Regulation (EU) 2019/27
Applicants shall be assessed as unfit, where they have an established dermatological condition which is likely to jeopardise the safe exercise of the privileges of the licence.
ED Decision 2019/002/R
(a) If doubt exists about the fitness of applicants with eczema (exogenous and endogenous), severe psoriasis, bacterial infections, drug induced or bullous eruptions or urticaria, the AME should refer the case to the medical assessor of the licensing authority.
(b) Systemic effects of radiant or pharmacological treatment for a dermatological condition should be reviewed before a fit assessment may be considered.

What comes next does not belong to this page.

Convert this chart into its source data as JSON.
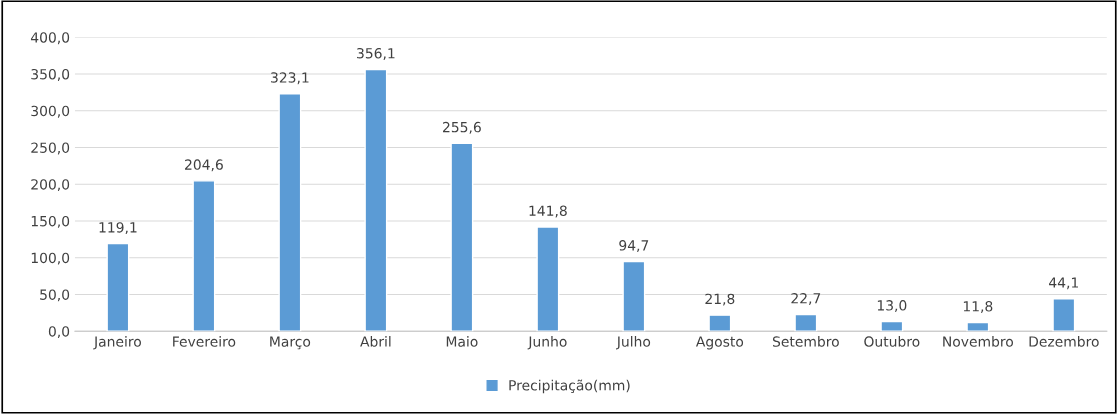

(c) In cases where a dermatological condition is associated with a systemic illness, full consideration should be given to the underlying illness before a fit assessment may be considered.
ED Decision 2019/002/R
In cases where a dermatological condition is associated with a systemic illness, full consideration should be given to the underlying illness before a fit assessment may be considered.
Regulation (EU) 2019/27
(a) Before further consideration is given to their application, applicants with primary or secondary malignant disease shall undergo satisfactory oncological evaluation. Such applicants for a class 1 medical certificate shall be referred to the medical assessor of the licensing authority. Such applicants for a class 2 medical certificate shall be assessed in consultation with the medical assessor of the licensing authority.
(b) Applicants with a documented medical history or clinical diagnosis of an intracerebral malignant tumour shall be assessed as unfit.
ED Decision 2019/002/R
(a) Applicants who have been diagnosed with a malignant disease may be assessed as fit provided that:
(1) after primary treatment, there is no evidence of residual malignant disease likely to jeopardise flight safety;
(2) time appropriate to the type of tumour and primary treatment has elapsed;
(3) the risk of inflight incapacitation from a recurrence or metastasis is sufficiently low;
(4) there is no evidence of short or long-term sequelae from treatment. Special attention should be paid to applicants who have received anthracycline chemotherapy;
(5) satisfactory oncology follow-up reports are provided to the medical assessor of the licensing authority.
(b) An OML should be applied as appropriate.
(c) Applicants receiving ongoing chemotherapy or radiation treatment should be assessed as unfit.
(d) Applicants with pre-malignant conditions of the skin may be assessed as fit if treated or excised as necessary and there is regular follow-up.
ED Decision 2019/002/R
(a) Applicants who have been diagnosed with a malignant disease may be considered for a fit assessment provided that:
(1) after primary treatment, there is no evidence of residual malignant disease likely to jeopardise flight safety;
(2) time appropriate to the type of tumour and primary treatment has elapsed;
(3) the risk of in-flight incapacitation from a recurrence or metastasis is sufficiently low;
(4) there is no evidence of short or long-term sequelae from treatment that may jeopardise flight safety;
(5) arrangements for an oncological follow-up have been made for an appropriate period of time.
(b) Applicants receiving ongoing chemotherapy or radiation treatment should be assessed as unfit.
(c) Applicants with pre-malignant conditions of the skin may be assessed as fit if treated or excised as necessary and there is a regular follow-up.